Tabel 1. Penambahan Lebar Jalur Pejalan Kaki
Fasilitas Lebar Tambahan (cm)
1) Patok penerangan 75 - 100
2) Patok lampu lalu-lintas 100 - 120
3) Rambu lalu-lintas 75 - 100
4) Kotak surat 100 - 120
5) Keranjang sampah 100
6) Tanaman peneduh 60 - 120
7) Pot bunga 150

B. PEDAGANG KAKI LIMA (PKL)
DEFINISI
Penggunaan kata kaki lima sebenarnya telah dikenal sejak tahun 1811-1816, semasa Negara-negara koloni Belanda di Asia dibawah kekuasaan administrasi Inggris pada masa pemerintahan Gubernur Jendral Sir Thomas Stamford Raffles. Pada masa itu dibuatlah peraturan tentang system lalu lintas di sebelah kiri. Dan bersamaan dengan hal itu, juga dibuat peraturan mengenai penyediaan fasilitas pejalan kaki (trotoar) yang tingginya harus + 31 cm dan lebarnya + 5 feet (+1.5m).
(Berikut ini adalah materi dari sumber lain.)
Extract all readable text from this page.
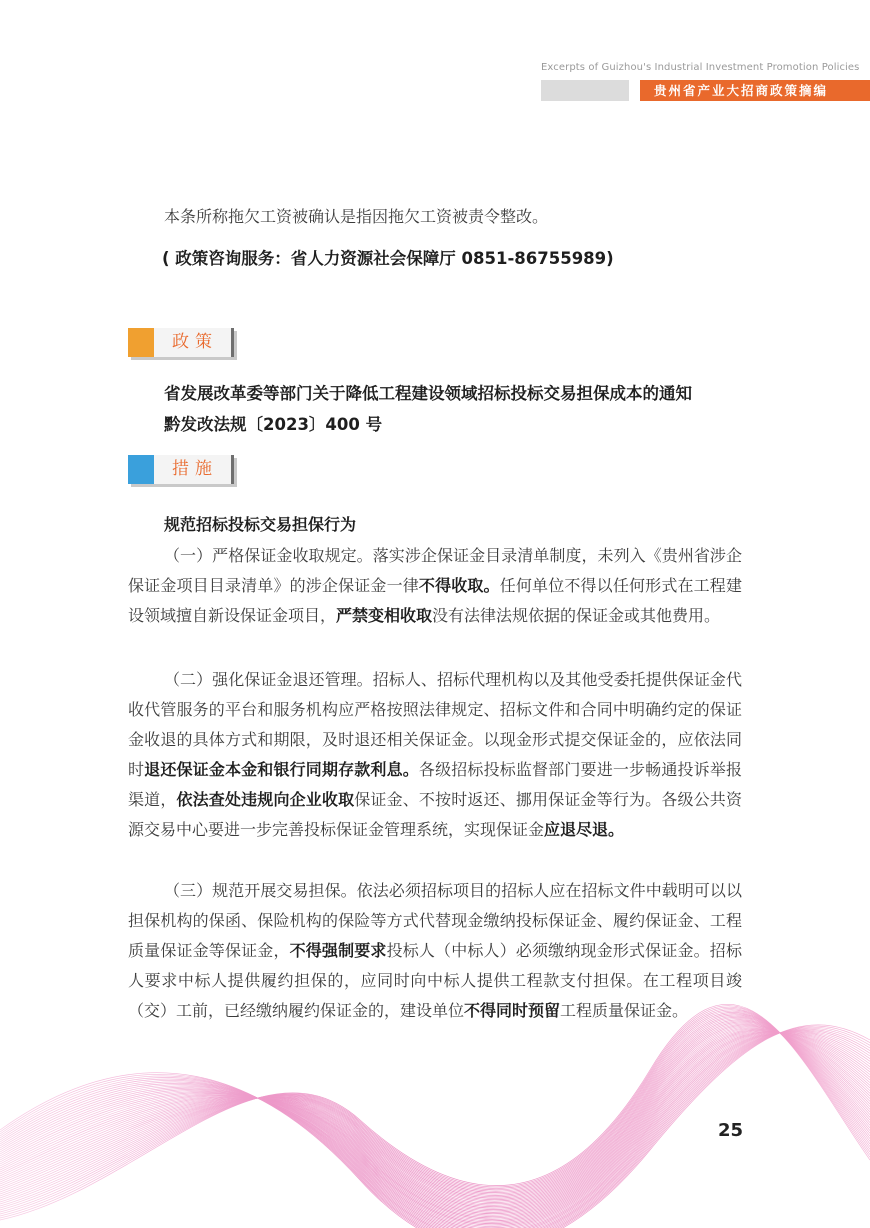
Excerpts of Guizhou's Industrial Investment Promotion Policies
贵州省产业大招商政策摘编
本条所称拖欠工资被确认是指因拖欠工资被责令整改。
( 政策咨询服务：省人力资源社会保障厅 0851-86755989)
政策
省发展改革委等部门关于降低工程建设领域招标投标交易担保成本的通知
黔发改法规〔2023〕400 号
措施
规范招标投标交易担保行为
（一）严格保证金收取规定。落实涉企保证金目录清单制度，未列入《贵州省涉企保证金项目目录清单》的涉企保证金一律不得收取。任何单位不得以任何形式在工程建设领域擅自新设保证金项目，严禁变相收取没有法律法规依据的保证金或其他费用。
（二）强化保证金退还管理。招标人、招标代理机构以及其他受委托提供保证金代收代管服务的平台和服务机构应严格按照法律规定、招标文件和合同中明确约定的保证金收退的具体方式和期限，及时退还相关保证金。以现金形式提交保证金的，应依法同时退还保证金本金和银行同期存款利息。各级招标投标监督部门要进一步畅通投诉举报渠道，依法查处违规向企业收取保证金、不按时返还、挪用保证金等行为。各级公共资源交易中心要进一步完善投标保证金管理系统，实现保证金应退尽退。
（三）规范开展交易担保。依法必须招标项目的招标人应在招标文件中载明可以以担保机构的保函、保险机构的保险等方式代替现金缴纳投标保证金、履约保证金、工程质量保证金等保证金，不得强制要求投标人（中标人）必须缴纳现金形式保证金。招标人要求中标人提供履约担保的，应同时向中标人提供工程款支付担保。在工程项目竣（交）工前，已经缴纳履约保证金的，建设单位不得同时预留工程质量保证金。
25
Peraturan sistem lalu lintas di sebelah kiri sampai sekarang masih tetap dipakai di Indonesia, sedangkan penggunaan trotoar yang seharusnya menjadi tempat pejalan kaki juga digunakan sebagai aktifitas pedagangan seperti yang dilakukan di desa-desa. Dari Istilah five feet yang bermula dari ukuran lebar trotoar kemudian identik menjadi nama suatu aktifitas usaha dagangn yaitu kaki-lima. (Schoch & Lili. N, Kaki Lima, 1986)
Pedagang kaki lima merupakan bagian dari sektor ekonomi informal dimana seperti dijelaskan dalam kriteria sektor ekonomi informal oleh International Labour Organization (ILO) tahun 1972(Alan Gilbert & Josef Gugler, Cities, Poverty and Development: Urbanization in the 3rd world. Mei 1996: 96), yaitu :
1. Mudah untuk dimasuki
2. Bersandar pada sumber daya lokal.
3. Usaha milik sendiri
4. Operasinya dalam skala kecil.
5. Padat karya dan teknologinya bersifat adaptif
6. Ketrampilan dapat diperoleh diluar sistem sekolah formal.
7. Tidak terkena langsung oleh regulasi dan pasarnya bersifat kompetitif.
Dalam peraturan daerah DKI disebutkan juga ciri-ciri sektor informal ini yaitu:
Pedagang kaki lima ialah mereka yang di dalam usahanya mempergunakan bagian jalan atau trotoar dan tempat-tempat untuk kepentingan umum yang bukan diperuntukan untuk tempat usaha serta tempat lain yang bukan miliknya(Peraturan Daerah DKI Jakarta nomor 5 tahun 1978) .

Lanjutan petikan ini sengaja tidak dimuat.